Let’s look at some of the Benefits and Shortcomings of SIP.
BENEFITS OF INVESTING IN SIP:-
Tax Benefits:- If you want to avail tax benefits under Section 80 (C) then you can opt for the ELSS option which allows deduction on the investment made in Mutual Funds. Moreover Mutual Funds Investments made for more than is year is treated as Capital Gain which reduces your tax liability.
Professional Management of Funds:- Funds are professionally managed by Fund Managers so they do take care of your investments and use their expertise to ensure that you get maximum return on your investments.
Rupee Cost Averaging:- Another advantage of SIP is Rupee Cost Averaging which balances your investment. When the NAV is high you get lesser allocation of Units but when NAV is low you get more units allocated to your portfolio. Thus your portfolio remains balanced because you have made periodic investments at regular intervals.
Counter Inflation: Any investment is made keeping future expenses and costs in mind.
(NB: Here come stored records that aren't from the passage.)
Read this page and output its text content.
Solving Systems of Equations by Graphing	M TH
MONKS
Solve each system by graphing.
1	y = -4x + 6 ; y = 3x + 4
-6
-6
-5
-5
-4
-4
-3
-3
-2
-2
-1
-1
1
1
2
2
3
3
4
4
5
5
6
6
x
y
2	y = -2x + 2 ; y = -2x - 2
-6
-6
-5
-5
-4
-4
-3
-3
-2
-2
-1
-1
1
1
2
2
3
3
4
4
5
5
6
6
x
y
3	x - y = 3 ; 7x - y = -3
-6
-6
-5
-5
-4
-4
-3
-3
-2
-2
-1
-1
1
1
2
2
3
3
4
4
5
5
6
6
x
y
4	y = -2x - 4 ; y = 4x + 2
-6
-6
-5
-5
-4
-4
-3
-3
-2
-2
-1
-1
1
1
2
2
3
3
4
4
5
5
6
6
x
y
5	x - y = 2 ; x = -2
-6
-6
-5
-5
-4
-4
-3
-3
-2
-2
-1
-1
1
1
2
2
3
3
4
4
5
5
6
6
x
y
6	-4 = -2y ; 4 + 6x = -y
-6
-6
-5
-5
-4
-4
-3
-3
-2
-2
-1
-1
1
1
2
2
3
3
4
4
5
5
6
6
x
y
Investment in SIP in the long run is more likely to fetch your returns higher than the Inflationary rates prevailing at that point of time.
Although the Above mentioned points hold their grounds, these types of Investments have some shortcomings as well:-
Time of Entry and Exit is Important:- You have to be very careful with your Investment timing. If you enter in the bearish phase (market under performs) and exit in the bullish phase (outperforming market) then in all probability you would have made a fairly good return on investment. But in case of vice versa you may end up losing heavily. So investment should be made with caution.
Investment Needs Time to Grow: SIP is not a magic spray which doubles your investment within a blink of your eye. You need to give it considerable amount of time to grow. Impatience might see you ruining the investment.
In certain cases Lumpsum Investment is a Better Option:- In case market indicates that it will outperform in the coming years and will show gain of 20% or 30% in the next couple of years then you should go for Lumpsum Investment because in SIP you will lose out due to cost averaging.
A Point to Note: If market shows a downward trend and keeps falling then it does not really matter where you invest, Lumpsum or SIP, you will end up with loses. In this scenario fixed return investments are the best bet, so you need to have a diversified portfolio in order to reduce risk and ensure healthy return.